18 novembre 2019 12:02

L’Iran è entrato nella lunga lista di paesi dove sono in corso rivolte dal contenuto principalmente sociale. In questo caso la causa scatenante della protesta è l’aumento del prezzo del carburante, storicamente basso in un paese produttore di petrolio e cresciuto improvvisamente del 50 per cento nella giornata del 15 novembre.

Gli iraniani hanno manifestato in massa nelle strade di una decina di città del paese. Un poliziotto è stato ucciso e diversi civili sono stati feriti o arrestati, mentre la connessione a internet è stata interrotta. Inoltre, fatto particolarmente significativo in Iran, il bazar di Teheran è stato chiuso. La presenza della polizia è ormai massiccia.

Ma in Iran la natura del regime e il contesto geopolitico fanno sì che una rivolta sociale sia più di questo. Un segno della gravità della situazione è il fatto che la guida suprema, l’ayatollah Ali Khamenei, abbia preso la parola il 17 novembre per difendere la decisione di aumentare il prezzo del carburante, ma anche per accusare i “controrivoluzionari” di aver organizzato le manifestazioni. In questo modo Khamenei ha messo la sua autorità sulla bilancia, nella speranza che possa bastare a calmare le acque.

Economia asfissiata
Il potere iraniano ha la sensazione di essere assediato e che un “fronte interno” si sia aggiunto a una lunga lista di minacce, di cui la più seria è chiaramente rappresentata dalle sanzioni economiche statunitensi, tra le cause della decisione di aumentare il prezzo del carburante. L’economia iraniana è asfissiata e la popolazione ne subisce gli effetti concreti.

Ma non è tutto. Da settimane le rivolte popolari in Iraq e Libano hanno preso una piega che preoccupa Teheran. In Iraq, dove la repressione ha già provocato 300 vittime, i manifestanti attaccano i simboli dell’influenza iraniana, a cominciare dai ritratti dell’ayatollah. L’Iran ha costruito un’influenza considerevole attraverso la mediazione delle milizie sciite, potenti tanto quanto l’esercito iracheno. Ma gli iracheni, compresi gli sciiti, non lo accettano.

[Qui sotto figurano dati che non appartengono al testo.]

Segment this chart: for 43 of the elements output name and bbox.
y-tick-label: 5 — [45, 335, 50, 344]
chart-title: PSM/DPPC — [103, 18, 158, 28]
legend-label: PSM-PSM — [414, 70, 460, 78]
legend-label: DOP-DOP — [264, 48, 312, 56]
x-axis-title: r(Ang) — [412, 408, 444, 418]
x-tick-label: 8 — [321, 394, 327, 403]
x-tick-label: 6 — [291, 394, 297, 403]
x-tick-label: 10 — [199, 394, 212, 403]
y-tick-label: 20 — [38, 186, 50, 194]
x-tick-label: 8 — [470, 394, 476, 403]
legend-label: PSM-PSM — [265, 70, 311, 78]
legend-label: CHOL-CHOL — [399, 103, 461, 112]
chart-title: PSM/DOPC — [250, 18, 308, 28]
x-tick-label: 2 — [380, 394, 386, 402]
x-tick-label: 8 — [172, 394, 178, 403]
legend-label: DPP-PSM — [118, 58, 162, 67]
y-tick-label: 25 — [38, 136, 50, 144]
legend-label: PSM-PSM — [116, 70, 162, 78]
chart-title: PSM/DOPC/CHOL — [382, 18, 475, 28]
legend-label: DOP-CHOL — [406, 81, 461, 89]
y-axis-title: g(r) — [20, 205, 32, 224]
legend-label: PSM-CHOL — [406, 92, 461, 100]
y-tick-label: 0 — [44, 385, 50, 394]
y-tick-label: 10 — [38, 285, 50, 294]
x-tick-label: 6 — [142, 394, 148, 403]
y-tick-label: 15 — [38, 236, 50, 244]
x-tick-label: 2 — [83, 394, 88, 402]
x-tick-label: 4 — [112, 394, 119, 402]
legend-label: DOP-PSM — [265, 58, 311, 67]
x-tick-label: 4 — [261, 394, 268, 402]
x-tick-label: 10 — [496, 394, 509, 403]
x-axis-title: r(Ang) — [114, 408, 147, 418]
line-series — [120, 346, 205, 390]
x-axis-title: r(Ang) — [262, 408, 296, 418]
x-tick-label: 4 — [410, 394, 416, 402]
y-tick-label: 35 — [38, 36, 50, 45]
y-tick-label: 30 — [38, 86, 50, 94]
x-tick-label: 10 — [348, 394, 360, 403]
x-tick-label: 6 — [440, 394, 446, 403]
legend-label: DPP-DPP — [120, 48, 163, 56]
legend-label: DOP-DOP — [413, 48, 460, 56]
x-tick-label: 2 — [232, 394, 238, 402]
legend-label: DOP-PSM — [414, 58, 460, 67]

Il braccio di ferro con gli Stati Uniti, tra l’altro, ha rafforzato l’ala più intransigente del regime iraniano

In Libano l’alleato di Teheran, Hezbollah, è ormai sulla difensiva davanti a manifestazioni che vorrebbero porre fine a un sistema politico basato sulle confessioni religiose di cui, paradossalmente, l’organizzazione politico-militare sciita è la principale sostenitrice.

Il braccio di ferro con gli Stati Uniti ha avuto come conseguenza quella di rafforzare l’ala più intransigente del regime iraniano, a cominciare dai guardiani della rivoluzione. Questa evoluzione è testimoniata dall’impegno con cui Teheran sta rilanciando il suo programma nucleare per rispondere alle sanzioni.

Isolato diplomaticamente dalla violazione progressiva dell’accordo del 2015 e contestato nei paesi dell’“arco sciita” in Medio Oriente, il potere iraniano deve affrontare un’ondata di proteste sociali della cui legittimità è perfettamente consapevole, in un contesto di marasma economico.

Attaccando i “nemici della rivoluzione”, l’ayatollah Khamenei si assume il rischio di veder crescere e prolungarsi le manifestazioni, magari fino a mettere in discussione la causa della rivoluzione islamica.